China May Cut Its Link to DollarI



June 15, 2003
David Smith

CHINA may be ready to break the link between its currency and the dollar, rather than track the falling American currency, analysts believe.

The hugely competitive Chinese economy has been greatly helped by the dollar’s fall, which has pulled its currency, the renminbi yuan, lower against the euro and yen.

The currency link has prevented America getting the full benefits of the dollar’s depreciation, and it has also intensified the pressure on exporters in Britain and Europe.

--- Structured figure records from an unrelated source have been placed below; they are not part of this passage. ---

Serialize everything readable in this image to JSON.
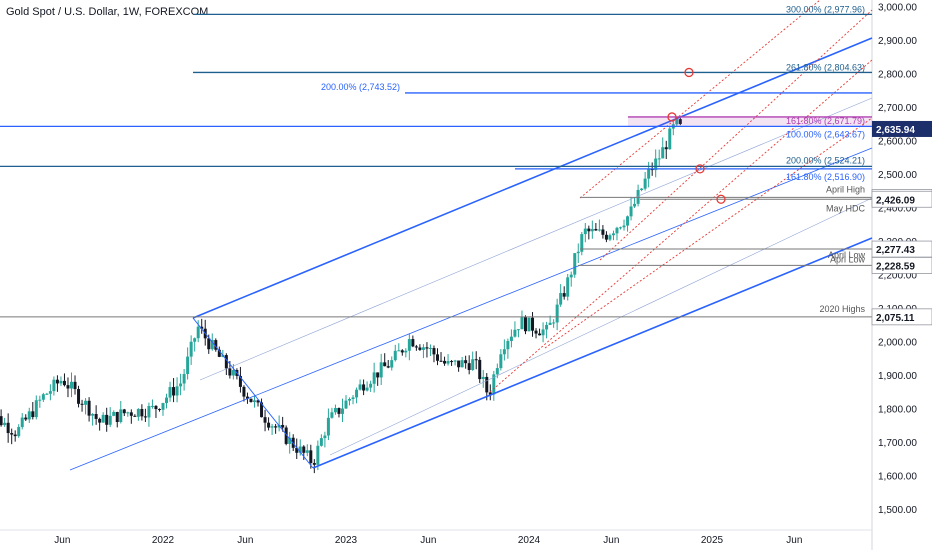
{
  "chart_data": {
    "type": "candlestick",
    "title": "Gold Spot / U.S. Dollar, 1W, FOREXCOM",
    "ylim": [
      1450,
      3050
    ],
    "y_ticks": [
      "3,000.00",
      "2,900.00",
      "2,800.00",
      "2,700.00",
      "2,600.00",
      "2,500.00",
      "2,400.00",
      "2,300.00",
      "2,200.00",
      "2,100.00",
      "2,000.00",
      "1,900.00",
      "1,800.00",
      "1,700.00",
      "1,600.00",
      "1,500.00"
    ],
    "x_ticks": [
      "Jun",
      "2022",
      "Jun",
      "2023",
      "Jun",
      "2024",
      "Jun",
      "2025",
      "Jun"
    ],
    "grid": false,
    "colors": {
      "up": "#26a69a",
      "down": "#131722",
      "channel": "#2962ff",
      "fib": "#1e5f8e",
      "red": "#e53935",
      "magenta": "#b040b0",
      "gray": "#777777"
    },
    "levels": [
      {
        "label": "300.00% (2,977.96)",
        "value": 2977.96,
        "color": "#1e5f8e"
      },
      {
        "label": "261.80% (2,804.63)",
        "value": 2804.63,
        "color": "#1e5f8e"
      },
      {
        "label": "200.00% (2,743.52)",
        "value": 2743.52,
        "color": "#2962ff"
      },
      {
        "label": "161.80% (2,671.79)",
        "value": 2671.79,
        "color": "#b040b0"
      },
      {
        "label": "100.00% (2,643.67)",
        "value": 2643.67,
        "color": "#2962ff"
      },
      {
        "label": "200.00% (2,524.21)",
        "value": 2524.21,
        "color": "#1e5f8e"
      },
      {
        "label": "161.80% (2,516.90)",
        "value": 2516.9,
        "color": "#2962ff"
      },
      {
        "label": "April High",
        "value": 2431.55,
        "color": "#777777"
      },
      {
        "label": "May HDC",
        "value": 2426.09,
        "color": "#777777"
      },
      {
        "label": "April Low",
        "value": 2277.43,
        "color": "#777777"
      },
      {
        "label": "Apri Low",
        "value": 2228.59,
        "color": "#777777"
      },
      {
        "label": "2020 Highs",
        "value": 2075.11,
        "color": "#777777"
      }
    ],
    "price_badges": [
      {
        "text": "2,635.94",
        "value": 2635.94,
        "current": true
      },
      {
        "text": "2,431.55",
        "value": 2431.55
      },
      {
        "text": "2,426.09",
        "value": 2426.09
      },
      {
        "text": "2,277.43",
        "value": 2277.43
      },
      {
        "text": "2,228.59",
        "value": 2228.59
      },
      {
        "text": "2,075.11",
        "value": 2075.11
      }
    ],
    "series": [
      {
        "x": "2021-06",
        "open": 1850,
        "high": 1890,
        "low": 1770,
        "close": 1780
      },
      {
        "x": "2021-12",
        "open": 1790,
        "high": 1830,
        "low": 1760,
        "close": 1810
      },
      {
        "x": "2022-03",
        "open": 1900,
        "high": 2075,
        "low": 1890,
        "close": 1960
      },
      {
        "x": "2022-09",
        "open": 1700,
        "high": 1730,
        "low": 1615,
        "close": 1650
      },
      {
        "x": "2023-04",
        "open": 1980,
        "high": 2080,
        "low": 1960,
        "close": 2000
      },
      {
        "x": "2023-10",
        "open": 1820,
        "high": 1840,
        "low": 1810,
        "close": 1830
      },
      {
        "x": "2023-12",
        "open": 2040,
        "high": 2150,
        "low": 2010,
        "close": 2060
      },
      {
        "x": "2024-04",
        "open": 2330,
        "high": 2431,
        "low": 2290,
        "close": 2390
      },
      {
        "x": "2024-10",
        "open": 2620,
        "high": 2685,
        "low": 2600,
        "close": 2636
      }
    ]
  }
}
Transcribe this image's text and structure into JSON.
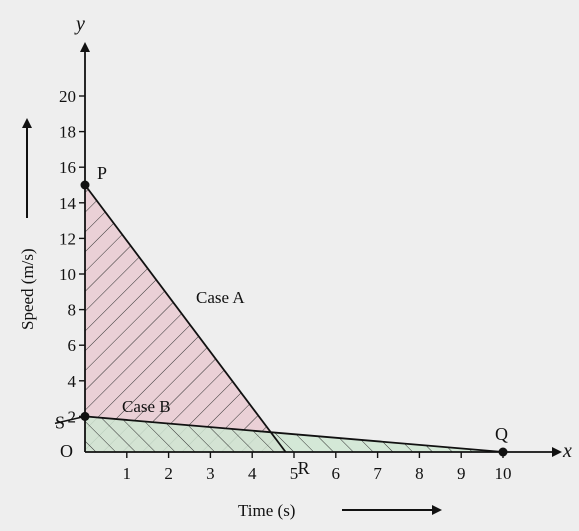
{
  "chart_data": {
    "type": "line",
    "xlabel": "Time (s)",
    "ylabel": "Speed (m/s)",
    "x_axis_name": "x",
    "y_axis_name": "y",
    "origin_label": "O",
    "xlim": [
      0,
      10
    ],
    "ylim": [
      0,
      20
    ],
    "x_ticks": [
      1,
      2,
      3,
      4,
      5,
      6,
      7,
      8,
      9,
      10
    ],
    "y_ticks": [
      2,
      4,
      6,
      8,
      10,
      12,
      14,
      16,
      18,
      20
    ],
    "grid": false,
    "series": [
      {
        "name": "Case A",
        "x": [
          0,
          4.8
        ],
        "y": [
          15,
          0
        ],
        "color": "#e8c8d0"
      },
      {
        "name": "Case B",
        "x": [
          0,
          10
        ],
        "y": [
          2,
          0
        ],
        "color": "#cfe6d2"
      }
    ],
    "points": [
      {
        "label": "P",
        "x": 0,
        "y": 15
      },
      {
        "label": "Q",
        "x": 10,
        "y": 0
      },
      {
        "label": "R",
        "x": 4.8,
        "y": 0
      },
      {
        "label": "S",
        "x": 0,
        "y": 2
      }
    ]
  }
}
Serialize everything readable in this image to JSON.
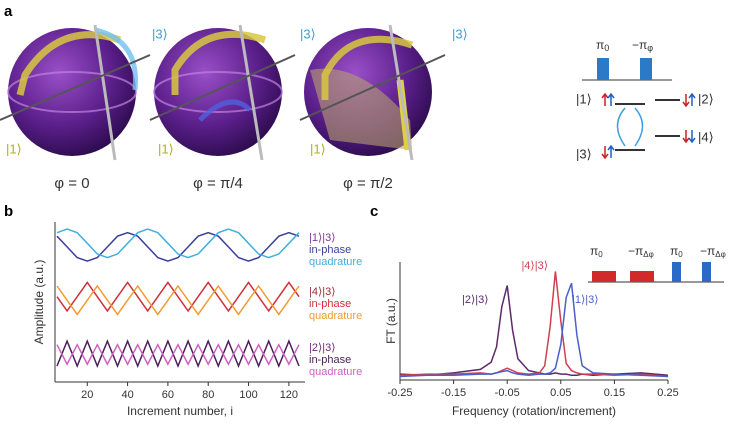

According to a new analysis by Goldman Sachs, China seems ready to soften the dollar link. It expects the dollar to drop gradually against the yuan, falling from its present 8.28 to 7.86 in the coming months.

Jim O’Neill, head of international economics at Goldman Sachs, said China was coming under mounting pressure to break the currency link. A fall in the dollar against the yuan would also allow it to depreciate against other Asian currencies.

“We see the dollar’s weakness as a catalyst in producing a ‘regime shift’ in the management of the Chinese currency,” he said. The bank expects China’s economy to grow by 7% this year, despite the effects of the Sars virus.

Gerard Lyons, head of global research at Standard Chartered, said a rise in the Chinese currency would be a key factor for the world economy.

“If you talk to G7 countries they will say that’s what is needed,” he said. “But there will be those in China who will continue to argue that market stability and continued strong growth are more important.”